Les Européens pensaient avoir à faire face à l’arrivée de Donald Trump le 20 janvier à la Maison Blanche – ils se retrouvent confrontés à Donald Trump ET Elon Musk, avant même la prise de fonction.
C’est peu dire que les derniers jours ont été éprouvants. Entre le président-élu qui agite l’usage de la force contre un allié de l’OTAN, le Danemark, s’il refuse de lui « vendre » le Groenland, du jamais-vu ! ; et le patron de Tesla et Space X, qui fait la promotion de l’extrême-droite en Allemagne et au Royaume Uni, traite le Chancelier allemand d’« idiot absolu », et, selon le « Financial Times » hier, cherche un moyen de faire tomber le premier ministre britannique Keir Starmer « avant les prochaines élections ».
Les dirigeants européens se demandaient il y a quelques semaines si Donald Trump défendrait le continent en cas d’agression russe ; ils se réveillent avec la question inverse : le 47ème président des États-Unis n’est-il pas lui aussi une menace pour l’Europe, ses institutions, et même son modèle démocratique. Une version moderne de la citation attribuée à Voltaire : « mon dieu, gardez-moi de mes amis, quant à mes ennemis, je m’en charge » !
L’Europe n’est pas prête à ce bouleversement des règles du jeu, à cette inversion des codes
Et faute de l’avoir anticipé, en prenant en mains son destin de manière plus décisive qu’elle ne l’a fait jusqu’ici, le continent est désemparé et divisé.
Emmanuel Macron a rendu visite hier soir à Keir Starmer, le chef du gouvernement britannique, pour renforcer un axe naissant qui rapprocherait le Royaume Uni post-Brexit de l’Union européenne. Londres voit son rêve de « special relationship », de relation particulière avec Washington, relégué au rang des vieilleries désuètes : pas de sentimentalité dans l’ère « Trusk », ce néologisme de la nouvelle époque qui mêle Trump et Musk.

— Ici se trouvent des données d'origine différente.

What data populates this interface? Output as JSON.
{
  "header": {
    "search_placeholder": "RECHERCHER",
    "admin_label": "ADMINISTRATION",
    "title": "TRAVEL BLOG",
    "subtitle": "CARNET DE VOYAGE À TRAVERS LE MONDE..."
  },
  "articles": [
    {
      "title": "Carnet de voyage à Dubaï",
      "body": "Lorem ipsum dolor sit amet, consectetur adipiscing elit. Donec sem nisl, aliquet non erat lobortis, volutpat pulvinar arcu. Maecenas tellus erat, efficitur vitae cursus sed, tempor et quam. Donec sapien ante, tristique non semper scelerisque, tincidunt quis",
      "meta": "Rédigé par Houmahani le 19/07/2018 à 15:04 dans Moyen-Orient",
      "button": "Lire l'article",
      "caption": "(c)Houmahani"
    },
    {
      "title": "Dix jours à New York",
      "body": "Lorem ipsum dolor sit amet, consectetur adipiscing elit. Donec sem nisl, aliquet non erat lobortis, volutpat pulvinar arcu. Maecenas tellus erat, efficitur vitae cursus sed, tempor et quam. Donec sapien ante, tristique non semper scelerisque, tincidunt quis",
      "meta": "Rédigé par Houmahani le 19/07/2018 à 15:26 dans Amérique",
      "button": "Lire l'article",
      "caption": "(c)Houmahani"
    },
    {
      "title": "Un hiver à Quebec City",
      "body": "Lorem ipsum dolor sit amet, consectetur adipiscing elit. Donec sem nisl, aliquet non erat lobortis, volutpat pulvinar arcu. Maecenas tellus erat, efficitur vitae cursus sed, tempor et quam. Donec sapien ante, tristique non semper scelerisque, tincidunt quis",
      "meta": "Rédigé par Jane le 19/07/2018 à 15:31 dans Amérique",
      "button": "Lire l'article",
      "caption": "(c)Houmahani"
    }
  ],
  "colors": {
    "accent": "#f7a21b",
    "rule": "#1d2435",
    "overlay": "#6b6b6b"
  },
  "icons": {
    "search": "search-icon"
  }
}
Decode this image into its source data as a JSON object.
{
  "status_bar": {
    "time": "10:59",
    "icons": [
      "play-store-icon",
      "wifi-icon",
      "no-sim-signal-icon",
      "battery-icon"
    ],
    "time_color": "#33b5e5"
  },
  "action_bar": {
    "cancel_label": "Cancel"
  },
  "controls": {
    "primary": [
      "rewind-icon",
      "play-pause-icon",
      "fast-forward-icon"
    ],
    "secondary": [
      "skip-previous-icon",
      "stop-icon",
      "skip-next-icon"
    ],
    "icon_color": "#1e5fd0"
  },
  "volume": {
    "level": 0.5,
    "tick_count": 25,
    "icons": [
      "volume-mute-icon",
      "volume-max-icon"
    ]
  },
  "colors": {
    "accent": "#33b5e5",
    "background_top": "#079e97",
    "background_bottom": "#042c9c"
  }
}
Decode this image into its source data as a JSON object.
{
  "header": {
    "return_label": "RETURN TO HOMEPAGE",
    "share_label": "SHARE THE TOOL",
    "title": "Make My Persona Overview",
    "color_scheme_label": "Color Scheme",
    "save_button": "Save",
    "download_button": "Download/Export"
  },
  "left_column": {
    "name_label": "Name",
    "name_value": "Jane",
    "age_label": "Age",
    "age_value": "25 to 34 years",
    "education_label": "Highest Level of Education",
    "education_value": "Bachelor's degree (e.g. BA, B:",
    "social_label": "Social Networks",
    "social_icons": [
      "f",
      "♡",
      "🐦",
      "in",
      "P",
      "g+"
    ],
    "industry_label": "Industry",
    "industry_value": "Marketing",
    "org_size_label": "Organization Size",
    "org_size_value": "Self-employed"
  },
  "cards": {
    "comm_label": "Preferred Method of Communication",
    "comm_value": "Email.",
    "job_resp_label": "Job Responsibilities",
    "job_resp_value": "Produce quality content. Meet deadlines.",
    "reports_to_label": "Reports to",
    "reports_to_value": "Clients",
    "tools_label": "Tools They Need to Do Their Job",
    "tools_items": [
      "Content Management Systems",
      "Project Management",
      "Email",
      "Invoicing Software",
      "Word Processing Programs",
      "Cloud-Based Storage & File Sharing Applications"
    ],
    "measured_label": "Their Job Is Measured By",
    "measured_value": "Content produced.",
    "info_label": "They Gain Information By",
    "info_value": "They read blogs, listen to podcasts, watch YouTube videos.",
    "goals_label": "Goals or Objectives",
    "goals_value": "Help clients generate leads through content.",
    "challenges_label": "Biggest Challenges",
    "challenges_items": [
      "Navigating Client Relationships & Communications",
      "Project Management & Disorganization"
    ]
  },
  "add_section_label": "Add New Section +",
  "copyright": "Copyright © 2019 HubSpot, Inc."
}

Il est également question d’envoyer aux États-Unis, peu après l’investiture de Donald Trump, les trois ministres des Affaires étrangères de France, d’Allemagne et de Pologne, le « triangle de Weimar » ; une « mission de paix », mais aussi d’affirmation d’une identité collective de l’Europe, alliée des États-Unis, mais pas punching-ball des « MAGA », Make America Great Again.
L’Europe est-elle unie sur cette position ?
C’est l’éternelle question en Europe, quel que soit le sujet ! Et la réponse est « non ». Il y a d’abord Giorgia Meloni, la présidente du Conseil italien, qui fait bande à part. Meloni, qui vient de l’extrême droite avec son parti Fratelli d’Italia, est devenue la meilleure amie d’Elon Musk, à qui elle va confier un contrat controversé d’1,5 milliard de dollars de réseau satellite qui court-circuite un projet similaire européen.
Hier, elle a aussi défendu les déclarations de Donald Trump sur le Groenland et le Canal de Panama, en disant qu’elles étaient en fait dirigées contre … la Chine ! Meloni fait clairement le calcul qu’elle a tout à gagner à devenir la principale interlocutrice de Trump en Europe.
Reste la Commission européenne qui se réfugie dans un silence troublant, comme le faisait observer Dominique Seux hier. Ca ne pourra pas durer longtemps, car l’alliance Trump-Musk met directement en cause le système européen de régulation des plateformes technologiques. Ca sera le premier test de la nouvelle donne transatlantique : l’Europe doit s’y préparer, car elle n’est pas prête.